He’s more interested in something no American has accomplished on Olympic ice since 1980 — winning a gold medal.
Kessel scored two of his three goals within the opening five minutes to lead the U.S. to a 5-1 win against Slovenia on Sunday. The U.S. is undefeated through three games and if it can win three more, the nation will celebrate its first Olympic championship in hockey since the “Miracle on Ice” at the Lake Placid Games.
“It’s about the wins, right?” Kessel asked, rhetorically. “We just want to win games.”
No members of Team USA were alive when the U.S. beat the Soviet Union in 1980 in one of the biggest upsets in sports history. But if they end up with gold around their neck on Sunday, this title won’t be regarded as a miracle.
Kessel and his teammates earned an automatic spot in the quarterfinals of the 12-team tournament by routing Slovenia and Slovakia, and outlasting Russia in a shootout, to finish atop their group.
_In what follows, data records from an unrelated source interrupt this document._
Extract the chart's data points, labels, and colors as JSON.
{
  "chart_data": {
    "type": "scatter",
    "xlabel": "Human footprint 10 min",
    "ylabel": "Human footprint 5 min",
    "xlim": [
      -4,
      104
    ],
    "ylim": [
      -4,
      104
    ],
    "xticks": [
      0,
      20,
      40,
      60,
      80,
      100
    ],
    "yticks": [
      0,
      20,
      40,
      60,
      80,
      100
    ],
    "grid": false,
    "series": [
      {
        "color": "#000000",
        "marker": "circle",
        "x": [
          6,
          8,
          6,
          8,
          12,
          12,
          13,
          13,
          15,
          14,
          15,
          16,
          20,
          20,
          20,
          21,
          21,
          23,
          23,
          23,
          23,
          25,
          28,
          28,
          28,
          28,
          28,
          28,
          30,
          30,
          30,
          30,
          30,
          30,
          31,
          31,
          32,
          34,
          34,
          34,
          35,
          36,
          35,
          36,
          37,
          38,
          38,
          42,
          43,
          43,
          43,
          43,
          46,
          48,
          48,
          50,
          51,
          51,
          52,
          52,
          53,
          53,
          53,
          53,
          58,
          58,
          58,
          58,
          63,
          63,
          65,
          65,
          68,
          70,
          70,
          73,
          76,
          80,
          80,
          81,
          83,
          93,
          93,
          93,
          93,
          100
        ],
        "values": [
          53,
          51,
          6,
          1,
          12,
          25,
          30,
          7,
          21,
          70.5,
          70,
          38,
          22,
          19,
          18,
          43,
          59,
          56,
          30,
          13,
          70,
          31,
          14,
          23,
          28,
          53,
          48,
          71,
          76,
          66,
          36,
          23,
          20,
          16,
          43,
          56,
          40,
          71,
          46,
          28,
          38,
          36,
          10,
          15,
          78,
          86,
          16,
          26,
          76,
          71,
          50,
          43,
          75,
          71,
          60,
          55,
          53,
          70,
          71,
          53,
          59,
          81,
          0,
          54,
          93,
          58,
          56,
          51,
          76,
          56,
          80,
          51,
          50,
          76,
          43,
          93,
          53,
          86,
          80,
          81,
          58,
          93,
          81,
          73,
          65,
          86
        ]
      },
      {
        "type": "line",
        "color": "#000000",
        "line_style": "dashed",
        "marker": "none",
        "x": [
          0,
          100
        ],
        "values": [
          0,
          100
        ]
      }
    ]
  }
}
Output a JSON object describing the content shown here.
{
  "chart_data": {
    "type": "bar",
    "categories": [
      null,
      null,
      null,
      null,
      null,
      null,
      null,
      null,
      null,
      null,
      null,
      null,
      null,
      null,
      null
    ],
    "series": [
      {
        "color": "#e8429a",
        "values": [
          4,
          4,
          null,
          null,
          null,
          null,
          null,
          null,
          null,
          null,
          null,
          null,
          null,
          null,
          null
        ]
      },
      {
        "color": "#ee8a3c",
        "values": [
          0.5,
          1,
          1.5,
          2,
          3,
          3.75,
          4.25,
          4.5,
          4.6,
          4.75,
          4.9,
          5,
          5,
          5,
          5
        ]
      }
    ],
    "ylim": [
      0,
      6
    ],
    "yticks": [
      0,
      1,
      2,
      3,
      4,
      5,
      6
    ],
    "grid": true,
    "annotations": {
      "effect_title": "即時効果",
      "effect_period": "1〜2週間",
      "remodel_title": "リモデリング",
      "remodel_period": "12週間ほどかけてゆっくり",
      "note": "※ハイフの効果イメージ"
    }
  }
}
They’ve scored 15 and allowed only four goals so far.
The U.S. won’t play again until Wednesday, when it will face the winner of the Czech Republic’s qualification-round game against Slovakia for a spot in the semifinals and the chance to play for medals.
Kessel scored 1:04 after the puck dropped, removing any thought the Americans would have a hangover after their much hyped victory against the host Russians on Saturday.
“I was certainly concerned after the emotional game,” said coach Dan Bylsma. “We were fortunate that we got right out of the gate with a couple great plays.”
Kessel’s third goal midway through the second period made him the first U.S. player to score a hat trick at the Olympics since John LeClair did it on Feb. 15, 2002, against Finland.
“I was saying right before the game, I hope somebody does something pretty cool, so that some of the focus gets off of me and onto someone else,” said T.J. Oshie, who scored on four of six attempts in an eight-round shootout against Russia. “He didn’t need six shots in the shootout to do it. He did it in regular time.”
Slovenia’s Marcel Rodman scored with 17.6 seconds left in the game, denying U.S. goalie Ryan Miller a shutout. Miller made 17 saves in his Sochi debut.
“Yeah, I definitely had some nerves,” Miller said. “It was an important game to ensure that we’re at the top of our pool.”
With plenty of support at the other end of the rink, the 2010 silver medal winner didn’t need to worry.
“They were stronger on the puck,” Slovenia coach Matjaz Kopitar said. “They’re strong. They’re fast.”